Il PD nacque il 14 ottobre 2007. Il manifesto fu approvato quattro mesi più tardi e così si è arrivati alla storia recentissima. Nel 2008 il segretario Veltroni (ex PCI) e la dirigenza del partito decisero di “correre da soli” alle elezioni politiche, sbattendo le porte in faccia ai partiti di sinistra che si raccolsero nella lista Sinistra Arcobaleno. Le elezioni furono perse e per la prima volta nella storia della Repubblica in parlamento non sedette alcun partito che faceva rifeimento alla cultura socialista e comunista.

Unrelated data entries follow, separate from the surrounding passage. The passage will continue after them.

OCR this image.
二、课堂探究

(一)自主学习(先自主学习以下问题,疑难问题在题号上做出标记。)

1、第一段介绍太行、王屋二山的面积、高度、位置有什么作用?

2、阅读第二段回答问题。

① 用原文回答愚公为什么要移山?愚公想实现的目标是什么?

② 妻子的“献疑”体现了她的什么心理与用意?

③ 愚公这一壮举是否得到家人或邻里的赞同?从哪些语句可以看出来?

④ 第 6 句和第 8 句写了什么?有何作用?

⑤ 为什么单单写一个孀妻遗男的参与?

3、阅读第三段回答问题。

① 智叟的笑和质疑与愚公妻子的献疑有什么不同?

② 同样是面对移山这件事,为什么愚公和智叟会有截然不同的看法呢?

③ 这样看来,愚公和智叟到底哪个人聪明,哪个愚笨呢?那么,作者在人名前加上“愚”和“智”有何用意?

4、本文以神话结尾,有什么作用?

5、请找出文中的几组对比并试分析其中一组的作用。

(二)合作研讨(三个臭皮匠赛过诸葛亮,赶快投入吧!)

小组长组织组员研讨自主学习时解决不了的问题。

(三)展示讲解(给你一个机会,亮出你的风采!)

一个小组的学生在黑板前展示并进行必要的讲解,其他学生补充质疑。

Dopo la breve reggenza di Franceschini (ex DC), il PD votò per un nuovo segretario: Pierluigi Bersani (ex PCI). Il partito in compenso perse Rutelli che temeva che con il nuovo segretario si sarebbe corso il pericolo di andare verso un partito democratico di sinistra (come si legge sul Corriere del 31 ottobre 2009). Oggi la reggenza è nelle mani di Guglielmo Epifani e il partito aspetta un nuovo congresso, tra tumulti e primedonne, ma la questione identitaria è ancora tutta da affrontare.

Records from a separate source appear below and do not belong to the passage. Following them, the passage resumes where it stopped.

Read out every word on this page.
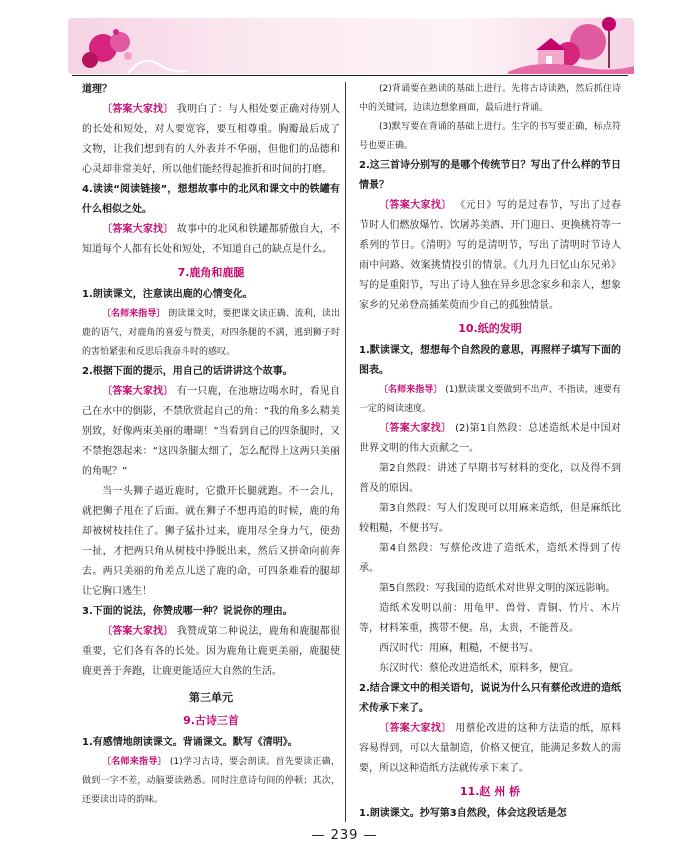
道理？

〔答案大家找〕 我明白了：与人相处要正确对待别人的长处和短处，对人要宽容，要互相尊重。胸瓣最后成了文物，让我们想到有的人外表并不华丽，但他们的品德和心灵却非常美好，所以他们能经得起推折和时间的打磨。

4.读读“阅读链接”，想想故事中的北风和课文中的铁罐有什么相似之处。

〔答案大家找〕 故事中的北风和铁罐都骄傲自大，不知道每个人都有长处和短处，不知道自己的缺点是什么。

7.鹿角和鹿腿

1.朗读课文，注意读出鹿的心情变化。

〔名师来指导〕 朗读课文时，要把课文读正确、流利，读出鹿的语气，对鹿角的喜爱与赞美，对四条腿的不满，逃到狮子时的害怕紧张和反思后我奋斗时的感叹。

2.根据下面的提示，用自己的话讲讲这个故事。

〔答案大家找〕 有一只鹿，在池塘边喝水时，看见自己在水中的倒影，不禁欣赏起自己的角：“我的角多么精美别致，好像两束美丽的珊瑚！”当看到自己的四条腿时，又不禁抱怨起来：“这四条腿太细了，怎么配得上这两只美丽的角呢？”

当一头狮子逼近鹿时，它撒开长腿就跑。不一会儿，就把狮子甩在了后面。就在狮子不想再追的时候，鹿的角却被树枝挂住了。狮子猛扑过来，鹿用尽全身力气，使劲一扯，才把两只角从树枝中挣脱出来，然后又拼命向前奔去。两只美丽的角差点儿送了鹿的命，可四条难看的腿却让它胸口逃生！

3.下面的说法，你赞成哪一种？说说你的理由。

〔答案大家找〕 我赞成第二种说法，鹿角和鹿腿都很重要，它们各有各的长处。因为鹿角让鹿更美丽，鹿腿使鹿更善于奔跑，让鹿更能适应大自然的生活。

第三单元

9.古诗三首

1.有感情地朗读课文。背诵课文。默写《清明》。

〔名师来指导〕 (1)学习古诗，要会朗读。首先要读正确，做到一字不差，动脑要读熟悉。同时注意诗句间的停顿；其次，还要读出诗的韵味。

(2)背诵要在熟读的基础上进行。先将古诗读熟，然后抓住诗中的关键词，边读边想象画面，最后进行背诵。

(3)默写要在背诵的基础上进行。生字的书写要正确，标点符号也要正确。

2.这三首诗分别写的是哪个传统节日？写出了什么样的节日情景？

〔答案大家找〕 《元日》写的是过春节，写出了过春节时人们燃放爆竹、饮屠苏美酒、开门迎日、更换桃符等一系列的节日。《清明》写的是清明节，写出了清明时节诗人雨中问路、效案挑情投引的情景。《九月九日忆山东兄弟》写的是重阳节，写出了诗人独在异乡思念家乡和亲人，想象家乡的兄弟登高插茱萸而少自己的孤独情景。

10.纸的发明

1.默读课文，想想每个自然段的意思，再照样子填写下面的图表。

〔名师来指导〕 (1)默读课文要做到不出声、不指读，速要有一定的阅读速度。

〔答案大家找〕 (2)第1自然段：总述造纸术是中国对世界文明的伟大贡献之一。

第2自然段：讲述了早期书写材料的变化，以及得不到普及的原因。

第3自然段：写人们发现可以用麻来造纸，但是麻纸比较粗糙，不便书写。

第4自然段：写蔡伦改进了造纸术，造纸术得到了传承。

第5自然段：写我国的造纸术对世界文明的深远影响。

造纸术发明以前：用龟甲、兽骨、青铜、竹片、木片等，材料笨重，携带不便。帛，太贵，不能普及。

西汉时代：用麻，粗糙，不便书写。

东汉时代：蔡伦改进造纸术，原料多，便宜。

2.结合课文中的相关语句，说说为什么只有蔡伦改进的造纸术传承下来了。

〔答案大家找〕 用蔡伦改进的这种方法造的纸，原料容易得到，可以大量制造，价格又便宜，能满足多数人的需要，所以这种造纸方法就传承下来了。

11.赵 州 桥

1.朗读课文。抄写第3自然段，体会这段话是怎

— 239 —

Il PD non è compreso all’estero, risulta essere uno strano cerbero con una testa democristiana (e popolare) e una comunista, ma dall’ apertura a sinistra di Bersani (nell’ultima campagna elettorale il PD è sceso in campo insieme a SEL) i partiti socialisti europei hanno cominciato a considerare i “democratici” degli interlocutori (da tenere sempre e comunque sottocchio) almeno per il fatto di riconoscere, formalmente, un comune nemico: il capitalismo finanziario e la politica di austerity.
Chi dall’interno (come fa Cofferati in un’intervista rilasciata pochi giorni fa) del PD invoca l’adesione del PD al Partito del Socialismo Europeo saprà di certo che per questo si spaccò uno dei due partiti (i DS) fondatori dei democratici . Chi lo fa saprà di certo che nel 2008 furono allontanate, certo democraticamente, tutte (o quasi) le anime socialiste considerate un diecrimine per l’adesione dalla componente popolare.
Allo stato attuale aderire al PSE non solo non è preso seriamente in considerazione dai diversi candidati alla prossima segreteria del Partito Democratico, ma dall’esterno sembra anche che questa questione sia quasi meglio che non si affronti, per non creare fastidi, tensioni e scricchiolii.